A nursing home outbreak: genomics shows two separate introductions. How does this change your public health response compared to a single introduction? What are the implications for infection control?
TB resistance prediction is now as accurate as culture testing and 6 weeks faster. Should we replace phenotypic testing with genomic prediction? What are the risks? When is verification necessary?
Publishing highly transmissible H5N1 sequences: Dual-use dilemma. Where should we draw the line between scientific openness and biosecurity concerns? Who decides?

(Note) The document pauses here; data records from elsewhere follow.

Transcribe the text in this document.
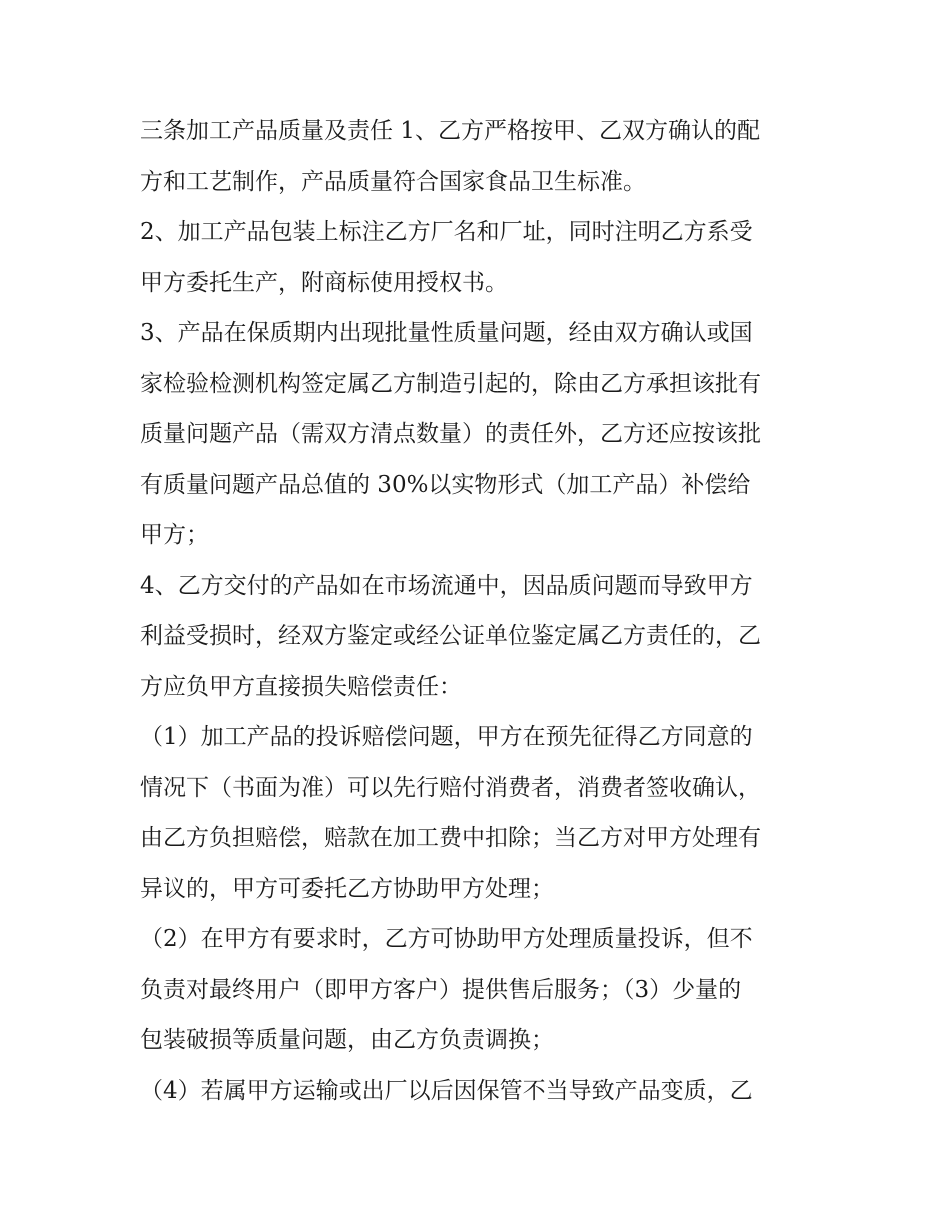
三条加工产品质量及责任 1、乙方严格按甲、乙双方确认的配
方和工艺制作，产品质量符合国家食品卫生标准。
2、加工产品包装上标注乙方厂名和厂址，同时注明乙方系受
甲方委托生产，附商标使用授权书。
3、产品在保质期内出现批量性质量问题，经由双方确认或国
家检验检测机构签定属乙方制造引起的，除由乙方承担该批有
质量问题产品（需双方清点数量）的责任外，乙方还应按该批
有质量问题产品总值的 30%以实物形式（加工产品）补偿给
甲方；
4、乙方交付的产品如在市场流通中，因品质问题而导致甲方
利益受损时，经双方鉴定或经公证单位鉴定属乙方责任的，乙
方应负甲方直接损失赔偿责任：
（1）加工产品的投诉赔偿问题，甲方在预先征得乙方同意的
情况下（书面为准）可以先行赔付消费者，消费者签收确认，
由乙方负担赔偿，赔款在加工费中扣除；当乙方对甲方处理有
异议的，甲方可委托乙方协助甲方处理；
（2）在甲方有要求时，乙方可协助甲方处理质量投诉，但不
负责对最终用户（即甲方客户）提供售后服务；（3）少量的
包装破损等质量问题，由乙方负责调换；
（4）若属甲方运输或出厂以后因保管不当导致产品变质，乙
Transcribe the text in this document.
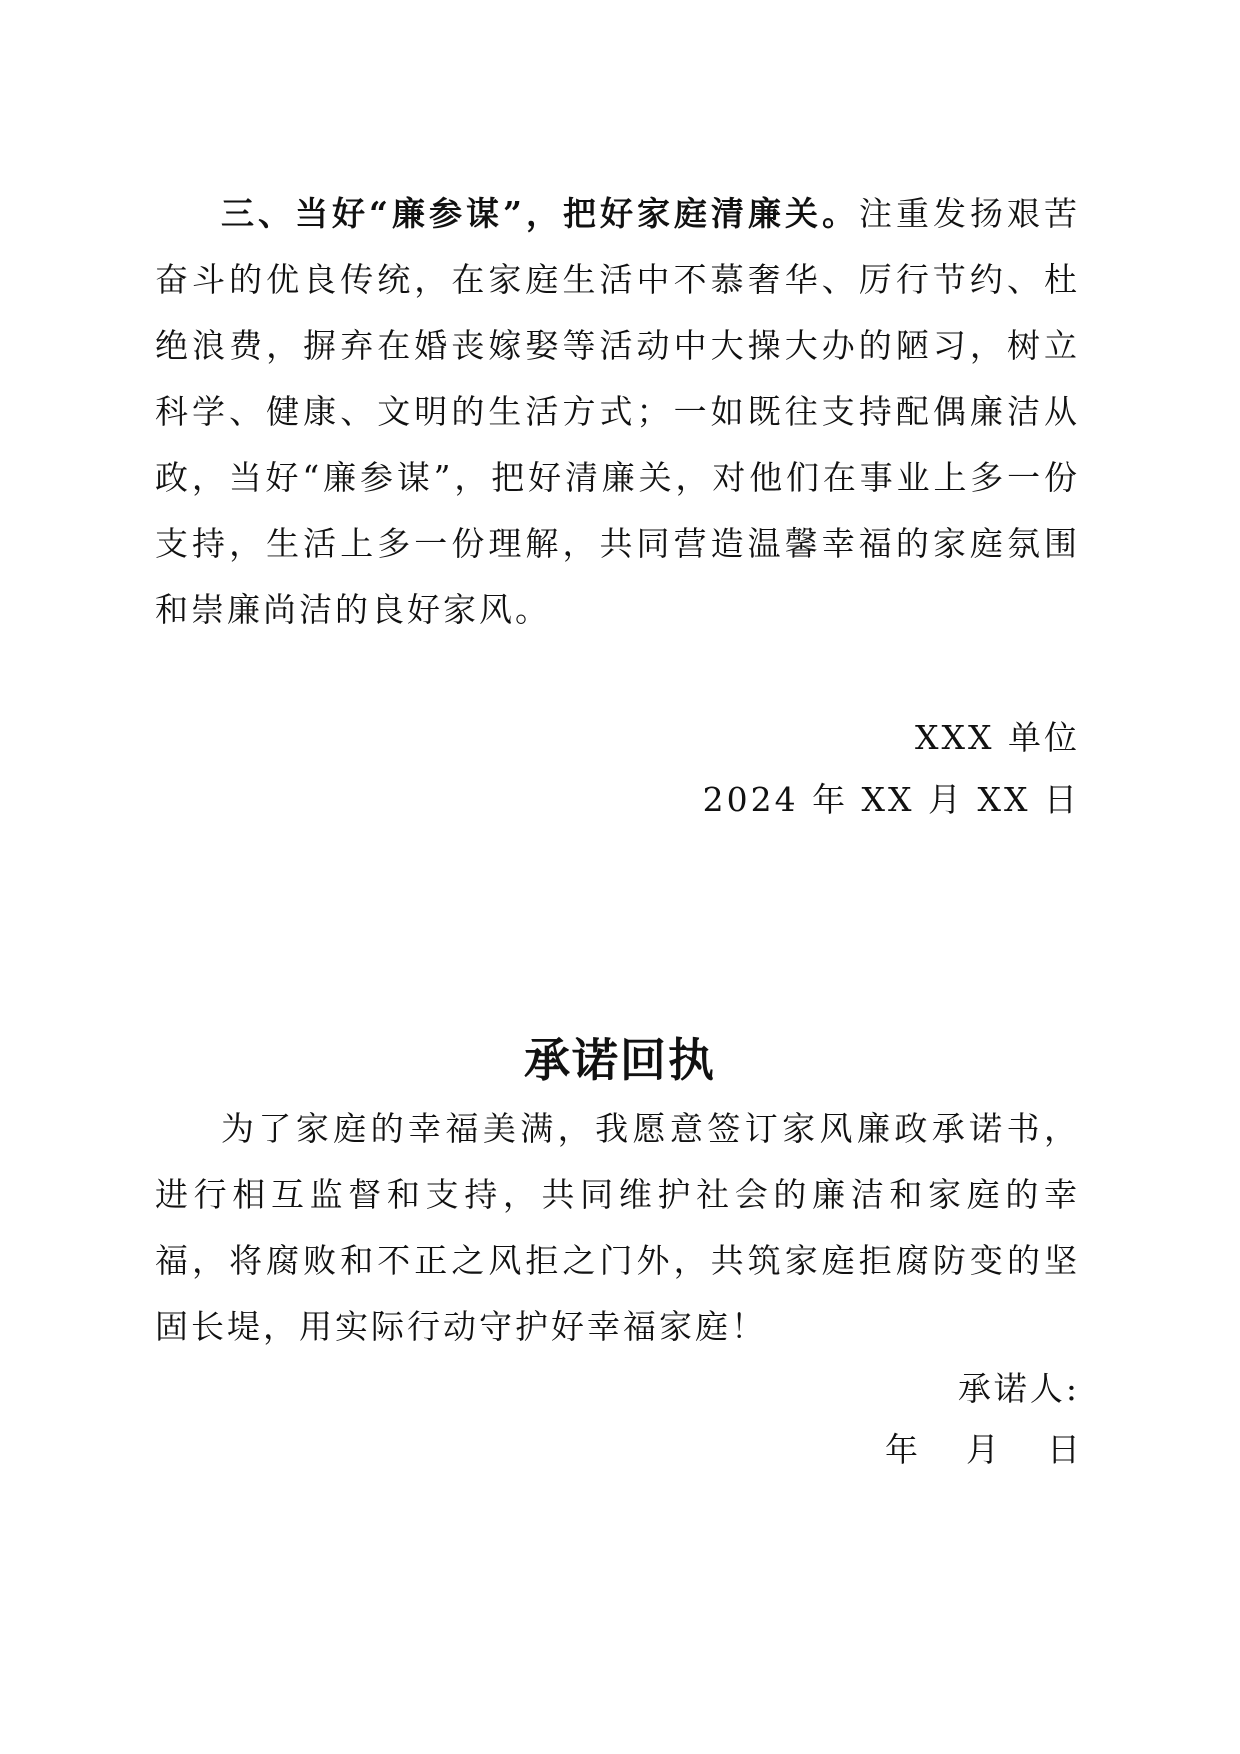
三、当好“廉参谋”，把好家庭清廉关。注重发扬艰苦奋斗的优良传统，在家庭生活中不慕奢华、厉行节约、杜绝浪费，摒弃在婚丧嫁娶等活动中大操大办的陋习，树立科学、健康、文明的生活方式；一如既往支持配偶廉洁从政，当好“廉参谋”，把好清廉关，对他们在事业上多一份支持，生活上多一份理解，共同营造温馨幸福的家庭氛围和崇廉尚洁的良好家风。

XXX 单位

2024 年 XX 月 XX 日

承诺回执

为了家庭的幸福美满，我愿意签订家风廉政承诺书，进行相互监督和支持，共同维护社会的廉洁和家庭的幸福，将腐败和不正之风拒之门外，共筑家庭拒腐防变的坚固长堤，用实际行动守护好幸福家庭！

承诺人:

年 月 日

A new SARS-CoV-2 variant with 20+ spike mutations is detected. Using what you’ve learned, how would you assess: (a) Is it more transmissible? (b) Does it evade immunity? (c) Should it be a Variant of Concern?
8.14 Further Resources
8.14.1 📚 Books
- Felsenstein, 2004, Inferring Phylogenies - Comprehensive phylogenetics
- Pevsner, 2015, Bioinformatics and Functional Genomics - Bioinformatics fundamentals
8.14.2 📄 Key Papers
Genomic Epidemiology: - Bedford et al., 2018, Bioinformatics - Nextstrain 🎯 Essential - Grubaugh et al., 2019, Nature Microbiology - Framework 🎯 Essential
SARS-CoV-2 Case Studies: - Rambaut et al., 2021, Nature - Alpha variant - 🎯 Key case study on variant detection - Viana et al., 2022, Nature - Omicron origins - Tracing variant emergence in South Africa - Tegomoh et al., 2021, MMWR - Nebraska Omicron cluster investigation - 🎯 Practical outbreak investigation using genomic surveillance - COG-UK, 2020, Nature Communications - Large-scale genomic surveillance infrastructure
Antimicrobial Resistance: - CRyPTIC Consortium, 2022, NEJM - TB resistance 🎯 Landmark study - Walker et al., 2013, Nature Genetics - TB transmission
Ethics: - Yozwiak et al., 2016, PLOS Biology - Equitable data sharing 🎯 Essential
8.14.3 💻 Tools
- Nextstrain - Real-time pathogen tracking
- GISAID - Genomic database
- Pangolin - SARS-CoV-2 lineage assignment
- IQ-TREE - Phylogenetic inference
- Terra.bio - Cloud genomics platform
Genomic surveillance is the future of infectious disease control. But technology alone isn’t enough—we need equity, ethics, and integration with traditional public health. The sequences tell us what’s happening. Epidemiologists tell us what to do about it.